Perhaps the most bizarre attempt to spirit supplies to the Imperial navy was that in which the little barkentine Retriever figured as heroine. Wide publicity was given the announcement that she was to be sailed out to sea and used as the locale of a motion picture drama. The Government found out, however, that her hull was well down with coal, which did not seem vital to the scenario, and she was not permitted to leave port.

The major portion of Germany's naval strength lay corked in the Kiel Canal, where, except for a few indecisive sorties, Germany's visible fleet was destined to remain for more than three years. At the outbreak of war, the Emden, Dresden, Scharnhorst, Gneisenau and Nurnberg were at large in the southern oceans. On November 1 the German cruisers met the British Monmouth, Good Hope, Glasgow and Otranto off Coronel, the Chilean coast. The Monmouth and Good Hope were struck a mortal blow and sunk. The Glasgow and Otranto barely escaped. In a battle off the Falkland Islands on December 7, as the German army was being thrown back from Ypres, the Scharnhorst, Leipzig, Gneisenau and Nurnberg were sunk by a reinforced British fleet. (Walter Peters, one of the crew of the Leipzig, floated about for six hours after the engagement, was picked up, made his way to Mexico, and for more than three years was employed by a German vice-consul in Mexico in espionage in the United States. Peters was arrested as a dangerous enemy alien in Crockett, California, in April, 1918.) The Dresden and Karlsruhe escaped, and the former hid for two months in the fjords of the Straits of Magellan. On February 26, 1915, an American tourist vessel, the Kroonland, passed east through the Straits and into Punta Arenas harbor, while out of the harbor sneaked the little Glasgow, westward bound. The Dresden, after the American had passed, had run for the open Pacific; the Glasgow, hot on her trail, engaged her off the Chilean coast five days later and sank her, leaving only the Emden and Karlsruhe at large. The Karlsruhe disappeared.

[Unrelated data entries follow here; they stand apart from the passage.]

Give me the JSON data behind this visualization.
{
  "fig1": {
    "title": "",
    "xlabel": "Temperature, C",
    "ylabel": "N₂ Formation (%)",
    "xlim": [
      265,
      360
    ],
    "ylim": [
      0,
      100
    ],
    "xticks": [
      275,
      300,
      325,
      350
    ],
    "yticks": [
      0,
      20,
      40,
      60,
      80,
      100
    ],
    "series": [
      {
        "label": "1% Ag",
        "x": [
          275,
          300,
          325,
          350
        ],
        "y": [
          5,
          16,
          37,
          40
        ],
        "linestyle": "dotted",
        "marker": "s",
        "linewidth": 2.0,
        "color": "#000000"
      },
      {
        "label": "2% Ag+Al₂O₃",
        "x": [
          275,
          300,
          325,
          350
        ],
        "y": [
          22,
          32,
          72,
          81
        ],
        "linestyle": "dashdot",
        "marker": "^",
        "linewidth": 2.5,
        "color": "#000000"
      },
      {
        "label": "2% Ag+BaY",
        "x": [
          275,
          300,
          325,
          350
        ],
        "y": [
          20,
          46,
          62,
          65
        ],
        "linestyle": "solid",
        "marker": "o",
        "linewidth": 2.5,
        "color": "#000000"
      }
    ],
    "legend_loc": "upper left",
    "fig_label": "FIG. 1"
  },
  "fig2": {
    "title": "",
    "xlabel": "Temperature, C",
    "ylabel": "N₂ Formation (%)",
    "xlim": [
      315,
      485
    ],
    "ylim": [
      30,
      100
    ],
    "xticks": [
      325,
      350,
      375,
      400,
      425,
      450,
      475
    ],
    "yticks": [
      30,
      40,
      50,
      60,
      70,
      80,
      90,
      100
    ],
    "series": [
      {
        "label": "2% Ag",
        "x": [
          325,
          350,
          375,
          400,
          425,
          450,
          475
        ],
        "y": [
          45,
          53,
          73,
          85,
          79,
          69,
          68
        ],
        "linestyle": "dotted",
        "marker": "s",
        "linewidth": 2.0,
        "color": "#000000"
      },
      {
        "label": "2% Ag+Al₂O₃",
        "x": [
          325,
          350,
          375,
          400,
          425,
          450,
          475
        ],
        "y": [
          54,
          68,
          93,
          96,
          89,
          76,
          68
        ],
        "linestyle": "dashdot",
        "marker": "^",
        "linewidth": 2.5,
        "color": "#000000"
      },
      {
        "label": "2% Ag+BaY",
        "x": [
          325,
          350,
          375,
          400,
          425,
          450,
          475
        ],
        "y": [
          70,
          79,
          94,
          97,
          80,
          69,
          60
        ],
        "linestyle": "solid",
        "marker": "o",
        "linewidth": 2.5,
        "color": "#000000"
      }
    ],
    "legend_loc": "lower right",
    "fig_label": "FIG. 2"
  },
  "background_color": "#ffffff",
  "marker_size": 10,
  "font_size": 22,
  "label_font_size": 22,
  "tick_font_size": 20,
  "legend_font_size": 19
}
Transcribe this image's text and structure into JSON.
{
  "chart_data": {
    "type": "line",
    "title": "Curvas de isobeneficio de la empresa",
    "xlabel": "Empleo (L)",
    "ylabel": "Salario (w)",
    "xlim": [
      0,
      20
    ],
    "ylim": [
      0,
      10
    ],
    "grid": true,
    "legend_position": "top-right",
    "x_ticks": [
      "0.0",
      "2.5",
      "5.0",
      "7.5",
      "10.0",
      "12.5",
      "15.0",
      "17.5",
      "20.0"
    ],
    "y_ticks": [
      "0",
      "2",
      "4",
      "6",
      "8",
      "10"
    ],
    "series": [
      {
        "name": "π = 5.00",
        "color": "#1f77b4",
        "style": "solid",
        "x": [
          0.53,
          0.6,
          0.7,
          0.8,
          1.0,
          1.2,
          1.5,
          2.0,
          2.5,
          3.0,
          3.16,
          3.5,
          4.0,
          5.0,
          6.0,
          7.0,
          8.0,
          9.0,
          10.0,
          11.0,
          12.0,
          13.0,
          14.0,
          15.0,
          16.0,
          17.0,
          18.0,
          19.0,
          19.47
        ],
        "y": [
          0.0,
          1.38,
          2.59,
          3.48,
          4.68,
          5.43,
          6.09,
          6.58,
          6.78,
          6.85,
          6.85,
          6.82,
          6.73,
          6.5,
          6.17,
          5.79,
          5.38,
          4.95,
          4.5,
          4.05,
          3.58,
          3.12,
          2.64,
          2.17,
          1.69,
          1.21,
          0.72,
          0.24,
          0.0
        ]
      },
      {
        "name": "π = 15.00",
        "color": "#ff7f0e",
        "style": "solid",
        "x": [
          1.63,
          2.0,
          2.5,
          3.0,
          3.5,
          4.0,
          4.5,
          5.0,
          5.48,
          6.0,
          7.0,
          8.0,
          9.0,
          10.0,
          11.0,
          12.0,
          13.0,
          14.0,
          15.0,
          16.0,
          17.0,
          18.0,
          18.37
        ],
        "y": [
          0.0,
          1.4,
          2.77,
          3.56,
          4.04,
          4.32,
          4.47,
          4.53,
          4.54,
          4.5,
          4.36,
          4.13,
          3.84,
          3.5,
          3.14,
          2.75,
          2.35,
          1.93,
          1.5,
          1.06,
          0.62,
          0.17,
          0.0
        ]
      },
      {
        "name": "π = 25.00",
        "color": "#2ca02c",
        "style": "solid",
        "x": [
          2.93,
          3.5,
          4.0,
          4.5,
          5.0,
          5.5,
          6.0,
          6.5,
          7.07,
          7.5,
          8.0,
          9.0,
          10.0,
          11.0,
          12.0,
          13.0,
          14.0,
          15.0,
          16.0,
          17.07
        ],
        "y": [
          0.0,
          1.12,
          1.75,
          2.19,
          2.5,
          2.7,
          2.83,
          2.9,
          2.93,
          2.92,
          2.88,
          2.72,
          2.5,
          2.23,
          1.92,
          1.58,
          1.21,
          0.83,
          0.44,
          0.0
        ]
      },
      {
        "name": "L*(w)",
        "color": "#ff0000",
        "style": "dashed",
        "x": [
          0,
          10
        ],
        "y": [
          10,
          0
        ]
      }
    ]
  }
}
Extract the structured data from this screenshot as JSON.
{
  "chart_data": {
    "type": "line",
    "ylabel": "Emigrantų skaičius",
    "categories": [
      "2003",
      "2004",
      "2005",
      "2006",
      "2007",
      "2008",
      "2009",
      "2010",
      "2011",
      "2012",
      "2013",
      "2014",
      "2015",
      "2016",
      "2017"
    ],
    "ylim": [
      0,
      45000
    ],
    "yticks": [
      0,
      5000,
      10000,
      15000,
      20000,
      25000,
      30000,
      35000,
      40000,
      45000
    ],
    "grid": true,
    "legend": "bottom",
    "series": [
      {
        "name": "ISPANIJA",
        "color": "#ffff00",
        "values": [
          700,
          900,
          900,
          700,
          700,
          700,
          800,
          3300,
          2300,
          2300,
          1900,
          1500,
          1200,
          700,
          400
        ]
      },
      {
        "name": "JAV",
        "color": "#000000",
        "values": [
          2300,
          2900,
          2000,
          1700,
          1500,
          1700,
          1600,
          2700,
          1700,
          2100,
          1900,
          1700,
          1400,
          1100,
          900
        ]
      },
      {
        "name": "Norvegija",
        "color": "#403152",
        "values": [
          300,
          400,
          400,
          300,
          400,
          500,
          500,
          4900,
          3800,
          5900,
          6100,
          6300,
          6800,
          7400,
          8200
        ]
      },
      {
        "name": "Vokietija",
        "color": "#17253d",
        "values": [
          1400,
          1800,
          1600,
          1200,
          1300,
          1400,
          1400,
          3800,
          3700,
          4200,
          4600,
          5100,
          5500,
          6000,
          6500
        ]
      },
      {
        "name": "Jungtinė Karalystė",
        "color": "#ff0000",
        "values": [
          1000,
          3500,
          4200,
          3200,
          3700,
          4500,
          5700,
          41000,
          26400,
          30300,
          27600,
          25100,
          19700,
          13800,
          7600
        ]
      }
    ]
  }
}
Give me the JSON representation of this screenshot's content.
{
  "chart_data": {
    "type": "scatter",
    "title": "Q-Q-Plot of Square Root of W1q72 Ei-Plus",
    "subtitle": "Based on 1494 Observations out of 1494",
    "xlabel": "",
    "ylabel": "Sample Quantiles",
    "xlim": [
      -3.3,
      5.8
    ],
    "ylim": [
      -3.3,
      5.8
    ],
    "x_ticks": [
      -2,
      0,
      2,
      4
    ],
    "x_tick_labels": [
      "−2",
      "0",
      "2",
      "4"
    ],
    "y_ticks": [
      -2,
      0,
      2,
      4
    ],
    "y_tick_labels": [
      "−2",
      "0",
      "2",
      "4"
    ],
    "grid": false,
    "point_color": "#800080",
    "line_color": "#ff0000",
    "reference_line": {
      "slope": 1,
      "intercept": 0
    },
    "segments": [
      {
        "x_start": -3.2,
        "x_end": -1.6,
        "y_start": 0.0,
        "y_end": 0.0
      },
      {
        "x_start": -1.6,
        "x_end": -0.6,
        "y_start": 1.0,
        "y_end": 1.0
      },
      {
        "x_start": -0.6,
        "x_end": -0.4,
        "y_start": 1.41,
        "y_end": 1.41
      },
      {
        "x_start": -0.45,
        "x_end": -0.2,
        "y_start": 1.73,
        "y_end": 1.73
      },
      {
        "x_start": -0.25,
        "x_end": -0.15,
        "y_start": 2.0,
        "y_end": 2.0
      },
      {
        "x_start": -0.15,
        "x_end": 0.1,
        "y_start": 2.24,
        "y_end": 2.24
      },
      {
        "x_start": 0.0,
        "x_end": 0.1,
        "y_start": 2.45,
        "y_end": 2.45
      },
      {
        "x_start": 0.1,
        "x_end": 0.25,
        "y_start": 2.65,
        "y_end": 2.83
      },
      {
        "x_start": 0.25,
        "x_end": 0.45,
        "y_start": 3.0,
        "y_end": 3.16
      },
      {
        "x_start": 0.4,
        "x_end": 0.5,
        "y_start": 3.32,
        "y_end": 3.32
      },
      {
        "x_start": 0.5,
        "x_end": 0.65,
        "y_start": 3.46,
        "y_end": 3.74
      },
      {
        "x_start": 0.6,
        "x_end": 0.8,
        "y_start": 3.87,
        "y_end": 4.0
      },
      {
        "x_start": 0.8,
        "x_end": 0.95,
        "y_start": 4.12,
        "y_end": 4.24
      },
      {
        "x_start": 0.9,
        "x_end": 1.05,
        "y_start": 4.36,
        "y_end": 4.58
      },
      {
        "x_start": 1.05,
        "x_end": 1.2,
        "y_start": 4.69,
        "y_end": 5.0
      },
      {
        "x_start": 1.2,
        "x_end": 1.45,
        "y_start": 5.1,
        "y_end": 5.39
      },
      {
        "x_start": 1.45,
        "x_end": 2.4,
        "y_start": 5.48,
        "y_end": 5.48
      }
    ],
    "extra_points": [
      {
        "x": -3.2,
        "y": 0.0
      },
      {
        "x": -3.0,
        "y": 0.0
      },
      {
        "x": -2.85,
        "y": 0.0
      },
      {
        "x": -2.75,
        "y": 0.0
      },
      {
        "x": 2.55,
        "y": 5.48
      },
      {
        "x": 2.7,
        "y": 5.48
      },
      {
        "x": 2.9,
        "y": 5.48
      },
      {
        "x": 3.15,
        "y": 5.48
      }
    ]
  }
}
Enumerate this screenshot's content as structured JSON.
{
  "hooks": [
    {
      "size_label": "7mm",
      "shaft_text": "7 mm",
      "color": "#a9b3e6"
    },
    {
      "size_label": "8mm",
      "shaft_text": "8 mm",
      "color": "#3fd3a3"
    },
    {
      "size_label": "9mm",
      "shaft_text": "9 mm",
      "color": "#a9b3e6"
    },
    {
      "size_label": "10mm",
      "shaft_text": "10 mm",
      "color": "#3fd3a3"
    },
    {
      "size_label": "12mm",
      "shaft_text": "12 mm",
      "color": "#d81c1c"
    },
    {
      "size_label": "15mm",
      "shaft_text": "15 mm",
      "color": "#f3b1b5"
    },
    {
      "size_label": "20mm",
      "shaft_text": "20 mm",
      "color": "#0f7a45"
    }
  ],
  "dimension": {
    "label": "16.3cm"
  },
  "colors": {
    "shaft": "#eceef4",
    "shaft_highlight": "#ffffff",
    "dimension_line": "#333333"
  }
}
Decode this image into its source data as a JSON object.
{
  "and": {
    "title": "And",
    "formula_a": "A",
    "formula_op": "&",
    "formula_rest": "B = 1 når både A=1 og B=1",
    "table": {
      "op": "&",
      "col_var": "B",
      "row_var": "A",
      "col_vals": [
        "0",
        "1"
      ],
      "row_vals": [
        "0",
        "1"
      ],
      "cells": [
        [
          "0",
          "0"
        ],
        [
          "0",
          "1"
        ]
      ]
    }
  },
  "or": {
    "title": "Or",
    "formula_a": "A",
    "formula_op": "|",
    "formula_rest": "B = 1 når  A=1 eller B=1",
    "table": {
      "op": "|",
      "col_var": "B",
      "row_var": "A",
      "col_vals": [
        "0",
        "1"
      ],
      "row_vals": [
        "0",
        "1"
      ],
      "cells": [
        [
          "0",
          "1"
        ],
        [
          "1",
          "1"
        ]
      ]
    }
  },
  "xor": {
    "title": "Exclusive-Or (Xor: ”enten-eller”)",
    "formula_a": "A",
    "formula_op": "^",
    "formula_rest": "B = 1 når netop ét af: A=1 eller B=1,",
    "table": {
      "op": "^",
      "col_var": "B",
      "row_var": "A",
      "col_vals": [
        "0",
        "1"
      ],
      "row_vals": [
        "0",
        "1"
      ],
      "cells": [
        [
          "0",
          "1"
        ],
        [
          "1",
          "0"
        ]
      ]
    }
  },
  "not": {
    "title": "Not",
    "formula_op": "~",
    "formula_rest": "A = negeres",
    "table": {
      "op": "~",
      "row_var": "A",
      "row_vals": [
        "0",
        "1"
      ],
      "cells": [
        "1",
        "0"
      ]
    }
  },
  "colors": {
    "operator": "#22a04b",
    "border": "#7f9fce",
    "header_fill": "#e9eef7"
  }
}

The last lone member of the pack was hunted over the seas for months, and finally was beached, but long before her activities became public the necessity for supplying the German ships expired, from the simple elimination of German ships to supply. Captain Boy-Ed's first enterprise had been frustrated by the British navy and he turned to other and more sinister occupations. Buenz, Koetter and Hachmeister were sentenced to eighteen months in Atlanta, and Poeppinghaus to a year and a day—terms which they did not begin to serve until 1918.[1]